Why does everybody say this, then? Why does this myth persist? Because we all know the story about how the bald eagle was put forward, and Ben Franklin is all like, “the bald eagle sucks, it’s a lazy scavenger, and we want a noble glorious bird that’s native to our nation.” Well there are a lot of issues with this story. One is that both birds are native to North America. The other is that the bald eagle isn’t really just a scavenger. It’s an opportunistic eater, so yeah, it’ll grab something you dropped on the ground just like your toddler will, but it also absolutely hunts for itself. 


So where did this whole thing get started? The year, my friends, is 1776. The Day, July 4th. Do you like my American Revolution hat? It’s for the sun, but it’s cool and bendy, so now it’s for the Revolution, too. A committee was put together on the Fourth of July to create the great seal of the United States of America. Three people you may have heard of were appointed. Thomas Jefferson, John Adams, and yes, Benjamin Franklin. 


The first seal design proposed by Franklin was an image of Moses parting the Red Sea. The accompanying text read, “Rebellion to tyrants is obedience to god.” Jefferson proposed a similarly religious motif, about the Israelites wandering in the wilderness led by a pillar of fire. John Adams proposed an image of Hercules for the seal. The only thing that remains of any of the original designs is the text that still reads today, “e pluribus unum.” You’ll note that none of these designs included birds of any sort. No turkeys, no eagles, no sparrows, or hottentot buttonquails. 


The myth is so crazy because that was the only the first committee formed to create the seal of the United States. There were two more after that. The second committee involved the guy who’s credited with creating the first flag of the United States, Francis Hopkinson. 


A third committee formed and also failed. At that point, Charles Thomson, secretary of the continental congress, was like, guys, what are we even doing here. And he plopped together a seal combining elements from all three committees and designs, and in 1782, came up with the seal that we all know today. I think everybody was equally fed up, because he submitted it to Congress and it was approved the very same day. 


In 1784, Ben Franklin sends a letter to his daughter making fun of the bald eagle. He wrote, "For my own part I wish the Bald Eagle had not been chosen as the Representative of our Country." What people miss about this is the same thing your boomer parents miss in your text messages. Because you can’t always read tone in text. Franklin was making a joke here. There’s this organization called the Society of Cincinnati. It was formed in 1783 and it says it’s the world’s oldest patriotic organization, because it was founded by officers of the Continental Army. But the part that’s relevant here is that they chose an eagle for their own seal, and Ben Franklin was riffing on the fact that a lot of people at the time said that the Society of Cincinnati's eagle actually looked like a turkey. This letter is where the idea comes from that Franklin thought the bald eagle possessed a “bad moral character.” 

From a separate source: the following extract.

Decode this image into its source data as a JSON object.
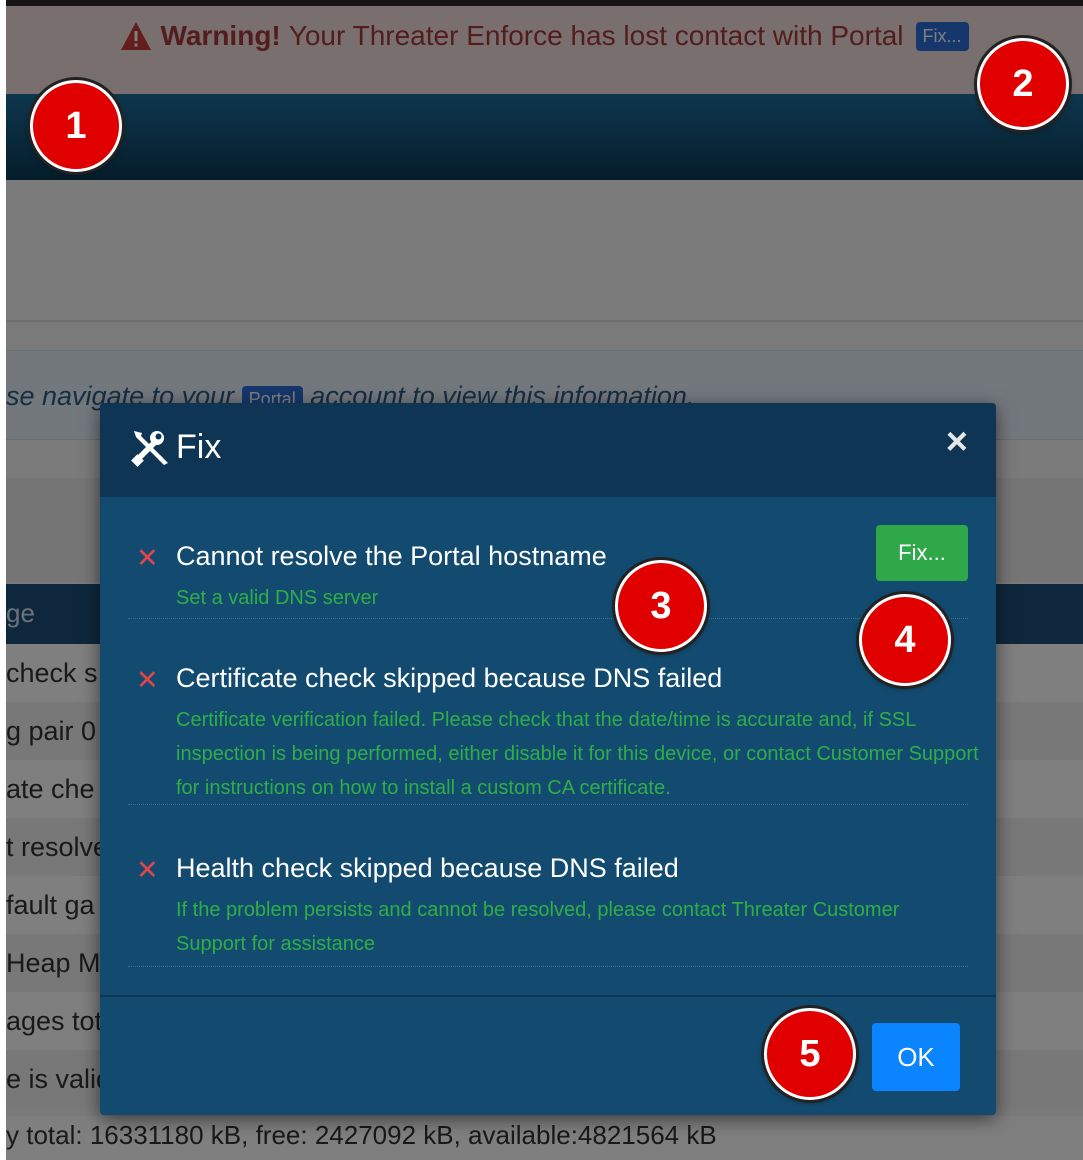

He goes on to say, of the turkey itself: “For in Truth the Turkey is in Comparison a much more respectable Bird, and withal a true original Native of America. Eagles have been found in all Countries, but the Turkey was peculiar to ours, the first of the Species seen in Europe being brought to France by the Jesuits from Canada, and serv'd up at the Wedding Table of Charles the ninth. He is besides, tho' a little vain and silly, a Bird of Courage, and would not hesitate to attack a Grenadier of the British Guards who should presume to invade his Farm Yard with a red Coat on."


I am also, though a little vain and silly, a bird of courage, Benjamin Franklin. Thank you for informing me of my own true identity as a turkey. Hmm. 


So he wasn’t advocating for the turkey to be the national symbol of America. He was making fun of the Society of Cincinnati, which was and still is a hereditary organization and thought by many especially in the time of overthrowing kings to be very anti-democratic. And the birds just happened to get caught in the middle. So go ahead and eat your turkey this year at Thanksgiving with no remorse, at least not for the symbolic statement it may bear on the character of the United States of America. And especially because, Ben Franklin himself ate plenty of turkeys, and especially loved the ones he murdered by electrocuting them to death in his experiments. You gotta get that crispy skin somehow.